At this other level of approximation, you should ignore the proton-neutron composition of any nucleus, but when you talk about alpha particles, you normally mean helium nuclei having a kinetic energy high enough to not be negligible in comparison with the binding energies of nuclei, so you are not in a situation when you can ignore the nuclear compositions.

In any physical model, it is important to specify clearly which is the level of approximation at which it works.

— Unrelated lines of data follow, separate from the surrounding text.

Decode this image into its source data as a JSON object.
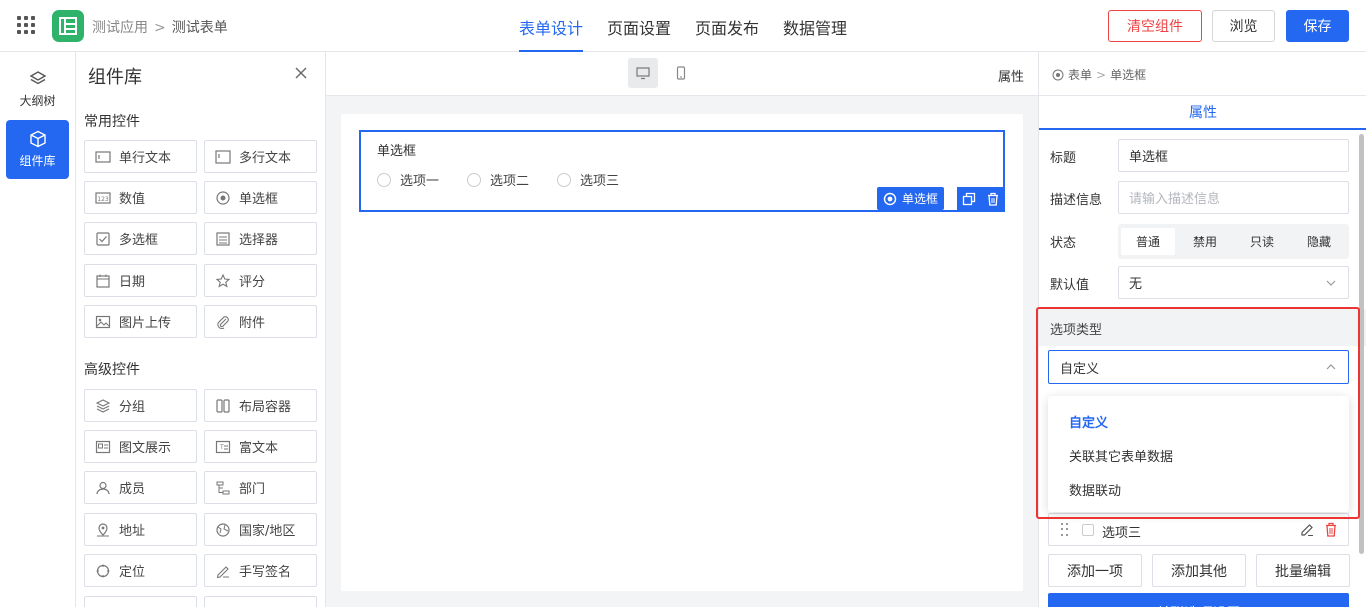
{
  "topbar": {
    "app_name": "测试应用",
    "form_name": "测试表单",
    "crumb_sep": ">",
    "tabs": [
      {
        "label": "表单设计",
        "active": true
      },
      {
        "label": "页面设置",
        "active": false
      },
      {
        "label": "页面发布",
        "active": false
      },
      {
        "label": "数据管理",
        "active": false
      }
    ],
    "clear_label": "清空组件",
    "preview_label": "浏览",
    "save_label": "保存"
  },
  "rail": {
    "outline_label": "大纲树",
    "library_label": "组件库"
  },
  "library": {
    "title": "组件库",
    "common_title": "常用控件",
    "advanced_title": "高级控件",
    "common": [
      "单行文本",
      "多行文本",
      "数值",
      "单选框",
      "多选框",
      "选择器",
      "日期",
      "评分",
      "图片上传",
      "附件"
    ],
    "advanced": [
      "分组",
      "布局容器",
      "图文展示",
      "富文本",
      "成员",
      "部门",
      "地址",
      "国家/地区",
      "定位",
      "手写签名"
    ]
  },
  "canvas": {
    "prop_link": "属性",
    "field": {
      "label": "单选框",
      "options": [
        "选项一",
        "选项二",
        "选项三"
      ],
      "tag": "单选框"
    }
  },
  "panel": {
    "crumb_root": "表单",
    "crumb_sep": ">",
    "crumb_current": "单选框",
    "tab": "属性",
    "title_label": "标题",
    "title_value": "单选框",
    "desc_label": "描述信息",
    "desc_placeholder": "请输入描述信息",
    "status_label": "状态",
    "status_options": [
      "普通",
      "禁用",
      "只读",
      "隐藏"
    ],
    "status_selected": "普通",
    "default_label": "默认值",
    "default_value": "无",
    "option_type_label": "选项类型",
    "option_type_value": "自定义",
    "dropdown": [
      "自定义",
      "关联其它表单数据",
      "数据联动"
    ],
    "option_row": "选项三",
    "btn_add": "添加一项",
    "btn_other": "添加其他",
    "btn_batch": "批量编辑",
    "btn_assoc": "关联选项设置"
  },
  "colors": {
    "accent": "#2468f2",
    "danger": "#e44444",
    "logo": "#2fb36b"
  }
}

Mixing randomly various levels of approximation of the structure of things is usually a bad strategy.


Yes, but very smart people are often hyperfocused on their own particular bellybutton lint like I said.

For someone whose whole job revolves around the quark structure of nuclei they may see it important enough to "correct" someone who only thinks of nuclei as protons and neutrons flying around each other in relative isolation like planets.

Add a dash or ten of Asperger's (we're talking about nuclear physicists here) and that's how you wind up with an expert "correcting" a non-expert about a casual fact which is 99.9% correct.

Thinking that the expert was too dumb to know that fact is probably the wrong interpretation.

Thinking that the expert was making a social/communication mistake is probably the right one.


Right. I was pretty surprised and amused when I was learning nuclear chemistry and realized: an alpha particle is also a helium-4 nuclei, a beta particle is an electron/positron, and a gamma ray is just high energy electromagnetic radiation.

This is sort of because the discoveries were made before people were really aware of helium nuclei, electrons/positrons, or high energy EM, they just ran physical experiments in a lab and saw there were different kinds of radiation that had different physical properties, and under close inspection of those properties, the nature of the radiation was deduced.


It's not uncommon for someone to be so focused on their specific area of a field that they loose sight of the rest of the areas.


There are some pretty obvious followup questions:

- What are alpha particles made of?

- When an element undergoes alpha decay, its atomic number is reduced by two. Where do the protons go?


An alpha particle is a particle produced during alpha decay. It's always just a helium-4 which is made of two protons and two neutrons but with no electrons. This is why we have to mine for helium because it is produced in the ground by alpha decay.

It's different from normal helium because it doesn't have any electrons and it has an empty orbital which means it really really would like to have some electrons and also it's going crazy fast when it is created so that's why it's dangerous. But then once it takes those electrons from somewhere it becomes normal helium. You just don't want that happening in your body.

It seems like the other commenters in this thread are alluding to the electron thing maybe? Not exactly sure what point they're making.


As far as I understand, the claim is actually that an Alpha particle is made up of quarks and gluons, the same number you would find in 2 protons and 2 neutrons, but that the proton and neutron are different things.

It sounds like there's a very technical distinction about exactly how you define a particle. Essentially, I believe that the claim is something like saying that modeling an alpha particle as 2 neutrons and 2 protons loses some information that you would have if you model it as 12 quarks, because the 12 quarks interact in (slightly) different ways than a proton and a neutron would.


But that sounds like a difference between two models, not a difference between two physical objects. To me it seems that if you were to follow this line of thinking religiously, you could then never say things like "an atom of carbon has six protons", since, well, they're not quite protons according to this logic.


I believe that is clear, those questions were intended to be read as ones to put to the nuclear engineer who claimed an alpha particle was not made of two nuetrons and two protons.


I would think that not thinking alpha particle as "made up" from protons and neutrons helpful abstraction in thinking about fission. Yes, they are, but we can't really form them or deform them at will. Specially when you already deal with free neutrons.